Do you fix a bridge if it’s not really broken? How can you be sure it’s not really broken? At the Warren Select Board meeting that took place on July 24, the debate once again turned towards the impending reconstruction of a bridge on Plunkton Road, which may or may not have been compromised due to increased traffic on the road after flooding from Tropical Storm Irene shut down sections of Route 100 last August.

Now, “what we have is a damaged bridge that’s not high enough for the water flow,” select board chair Andy Cunningham stated matter-of-factly, but Warren resident Lenord Robinson argued that the bridge is fine.

“I’ve been an excavator in construction all my life,” Robinson spoke up at the meeting. “I think [the bridge] is going to last longer than me, and I’m going to live to be at least 100,” he said.

While engineers have signed off on the bridge’s replacement, “engineers are not always right,” board member Bob Ackland said in support of Robinson’s stance. In the end, the town should make its decision based on “common sense,” Ackland said. “If the bridge can last another 30 years….”

But timing was perhaps the key factor in the board’s ultimate decision to approve the bridge’s reconstruction—because the town acted preemptively, 95 percent of the project’s $438,382 price tag will be covered by the Federal Emergency Management Agency (FEMA).

If the board decided to hold off on reconstruction and it turned out the bridge had to be replaced within the next 30 years, taxpayers shelling out hundreds of thousands of dollars might wonder why the town didn’t take federal aid when they had the chance.

Instead, with the FEMA money, “We have the opportunity to invest in infrastructure that will be solid,” board member Anson Montgomery said, even after Robinson made one last appeal against the project and against paying for it with federal funds.

“Our country is bankrupt,” Robinson said, “and we don’t need the money.”

While they heard Robinson’s point, the board acted in what they believed to be the town’s best interest and moved to accept the contractor DuBois & King’s bid for the project. After a lengthy approval process, construction is slated to begin almost immediately on August 6.

In other town news, the board authorized the use of up to $10,000 to purchase a hydroseeder, which they hope will help replant grass to control erosion on banks that have proved impervious to the traditional planting process of using hay and seed. Problem areas that the town is hoping that hydroseeding will help improve include the ditch at the bottom of Cider Hill Road as well as the ditches on Roxbury Gap Road.

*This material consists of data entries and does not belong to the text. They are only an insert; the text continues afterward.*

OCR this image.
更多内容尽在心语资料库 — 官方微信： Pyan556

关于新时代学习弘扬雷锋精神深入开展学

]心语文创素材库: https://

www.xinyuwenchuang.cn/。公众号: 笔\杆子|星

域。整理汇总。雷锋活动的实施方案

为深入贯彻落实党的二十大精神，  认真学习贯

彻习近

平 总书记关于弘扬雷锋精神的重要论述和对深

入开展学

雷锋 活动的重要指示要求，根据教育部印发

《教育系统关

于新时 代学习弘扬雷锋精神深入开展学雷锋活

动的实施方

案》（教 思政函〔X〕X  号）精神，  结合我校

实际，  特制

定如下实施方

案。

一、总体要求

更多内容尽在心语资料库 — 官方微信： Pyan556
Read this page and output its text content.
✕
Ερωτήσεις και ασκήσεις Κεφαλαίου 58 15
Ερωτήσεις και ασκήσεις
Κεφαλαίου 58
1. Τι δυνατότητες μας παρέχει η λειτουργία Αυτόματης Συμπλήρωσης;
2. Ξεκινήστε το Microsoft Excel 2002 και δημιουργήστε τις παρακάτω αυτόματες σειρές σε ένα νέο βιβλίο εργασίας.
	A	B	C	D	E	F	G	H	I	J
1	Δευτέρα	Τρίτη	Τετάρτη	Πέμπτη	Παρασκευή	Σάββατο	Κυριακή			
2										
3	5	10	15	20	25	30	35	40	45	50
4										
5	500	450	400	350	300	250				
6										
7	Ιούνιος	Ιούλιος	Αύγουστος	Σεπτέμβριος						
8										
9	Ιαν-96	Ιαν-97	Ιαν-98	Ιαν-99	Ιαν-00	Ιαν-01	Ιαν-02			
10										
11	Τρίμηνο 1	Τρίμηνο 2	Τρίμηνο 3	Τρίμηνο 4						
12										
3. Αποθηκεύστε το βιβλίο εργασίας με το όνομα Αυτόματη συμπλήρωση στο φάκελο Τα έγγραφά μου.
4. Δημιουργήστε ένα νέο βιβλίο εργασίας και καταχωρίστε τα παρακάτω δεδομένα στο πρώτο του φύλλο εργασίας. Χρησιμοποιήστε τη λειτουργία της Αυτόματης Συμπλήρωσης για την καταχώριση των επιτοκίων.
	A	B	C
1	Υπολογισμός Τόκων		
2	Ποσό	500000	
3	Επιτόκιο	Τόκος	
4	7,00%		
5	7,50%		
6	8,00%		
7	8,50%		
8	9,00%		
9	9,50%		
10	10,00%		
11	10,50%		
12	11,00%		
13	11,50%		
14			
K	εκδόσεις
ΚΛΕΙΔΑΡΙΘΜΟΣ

Hydroseeding, a planting process in which a liquidized mixture of seed and mulch is sprayed over prepared ground, is more effective because the seeds get a jump-start on the growing process before they’re exposed to the elements.

Hydroseeders are also more cost-effective, as they require minimal operation and maintenance costs, and “versus renting, [the machine] would pay for itself in three years,” Warren road foreman Raemon Weston said.

Compared to the prolonged Plunkton Road bridge debate, purchasing the hyrdoseeder seemed like a “no-brainer,” according to board member Matt Groom.